Hearing held on tax-exempt financing for reconstruction of St. Louis High School
Lake Charles, LA (KPLC) - Amid weather warnings and school closures because of Hurricane Nicholas on Tuesday, one public hearing went forward as scheduled regarding a bond issue for St. Louis Catholic High School.
In the boardroom of a local bank, up to $10 million in tax-exempt bonds was up for discussion: bonds with tax-exempt interest to be issued to help finance reconstruction for St. Louis High.
One concern raised about the funding is how it could be used and whether religious activity could violate the establishment clause of the U.S. Constitution.

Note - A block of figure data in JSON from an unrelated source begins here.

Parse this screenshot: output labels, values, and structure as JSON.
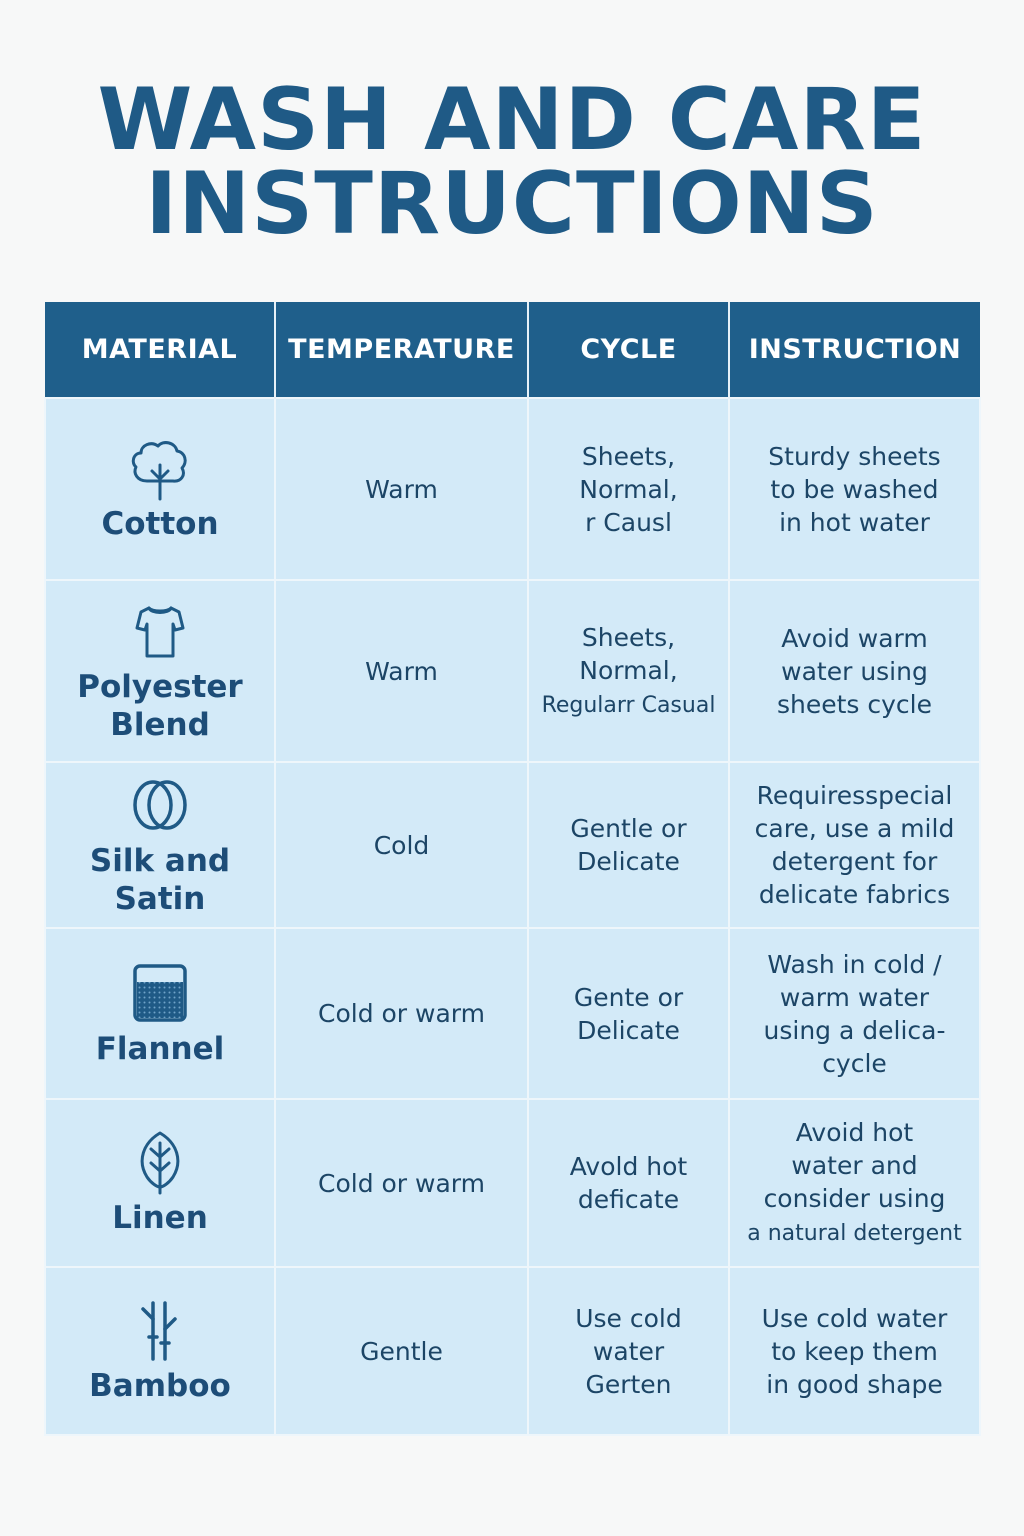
{
  "title": {
    "line1": "WASH AND CARE",
    "line2": "INSTRUCTIONS"
  },
  "table": {
    "headers": [
      "MATERIAL",
      "TEMPERATURE",
      "CYCLE",
      "INSTRUCTION"
    ],
    "rows": [
      {
        "icon": "cotton-plant-icon",
        "material": "Cotton",
        "temperature": "Warm",
        "cycle": "Sheets,\nNormal,\nr Causl",
        "instruction": "Sturdy sheets\nto be washed\nin hot water"
      },
      {
        "icon": "shirt-icon",
        "material": "Polyester\nBlend",
        "temperature": "Warm",
        "cycle": "Sheets,\nNormal,",
        "cycle_extra": "Regularr Casual",
        "instruction": "Avoid warm\nwater using\nsheets cycle"
      },
      {
        "icon": "silk-rings-icon",
        "material": "Silk and Satin",
        "temperature": "Cold",
        "cycle": "Gentle or\nDelicate",
        "instruction": "Requiresspecial\ncare, use a mild\ndetergent for\ndelicate fabrics"
      },
      {
        "icon": "flannel-fabric-icon",
        "material": "Flannel",
        "temperature": "Cold or warm",
        "cycle": "Gente or\nDelicate",
        "instruction": "Wash in cold /\nwarm water\nusing a delica-\ncycle"
      },
      {
        "icon": "leaf-icon",
        "material": "Linen",
        "temperature": "Cold or warm",
        "cycle": "Avold hot\ndeficate",
        "instruction": "Avoid hot\nwater and\nconsider using",
        "instruction_extra": "a natural detergent"
      },
      {
        "icon": "bamboo-icon",
        "material": "Bamboo",
        "temperature": "Gentle",
        "cycle": "Use cold\nwater\nGerten",
        "instruction": "Use cold water\nto keep them\nin good shape"
      }
    ]
  },
  "colors": {
    "header_bg": "#1f5f8b",
    "cell_bg": "#d3eaf8",
    "title": "#1f5a86",
    "text": "#1c4566"
  }
}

The bond issue is already approved by the State Bond Commission. Still, a public hearing was held in a local bank boardroom by the Louisiana Local Government Environmental Facilities and Community Development Authority. Though it was held locally, Authority Executive Director Ty Carlos participated on a speaker phone from out of town.
The tax-exempt bonds would help finance reconstruction of a new St. Louis High School at Morganfield and a dining hall at the existing Bank Street location.
According to the paperwork, no part of the bond proceeds would be used to build facilities for the practice of religion. That’s an issue of concern to some long-time school supporters.
“You cannot co-mingle religion. Now you can on a private chapel, sure, but the rest of the school for the rest of the day, would you be able to practice religion as we always have?” concerned citizen Henry Chol asked the bond attorney there.
“No portion of bond proceeds will be used for purposes of construction of a building that is used for the practice of religion, the chapel specifically,” said bond counsel Jay Delafield.
The legal questions were not resolved at the hearing.
“What would happen if the school was challenged, lost the challenge. What would happen to the operation of the school? Would they still be able to operate in those buildings?” Chol said.
“That’s beyond my ability to answer. I do not have the expertise in that respect,” Delafield said.
The school’s decision to move southeast to Morganfield has already stirred controversy. Would a challenge to how the funding is used ever be made?
“You’d have to have some left-wing nut that would want to bring something up and push the issue,” said Herman Monceaux, a concerned citizen.
“There’s not many of those around these days,” Chol said.
The hearing adjourned after 22 minutes. The overall project is expected to cost $40 million to $45 million, including anticipated funding from FEMA, but the plans and specifications are not expected to be finished until toward the end of the year.
There’s no word yet on who may be underwriting the bonds or when they may be issued.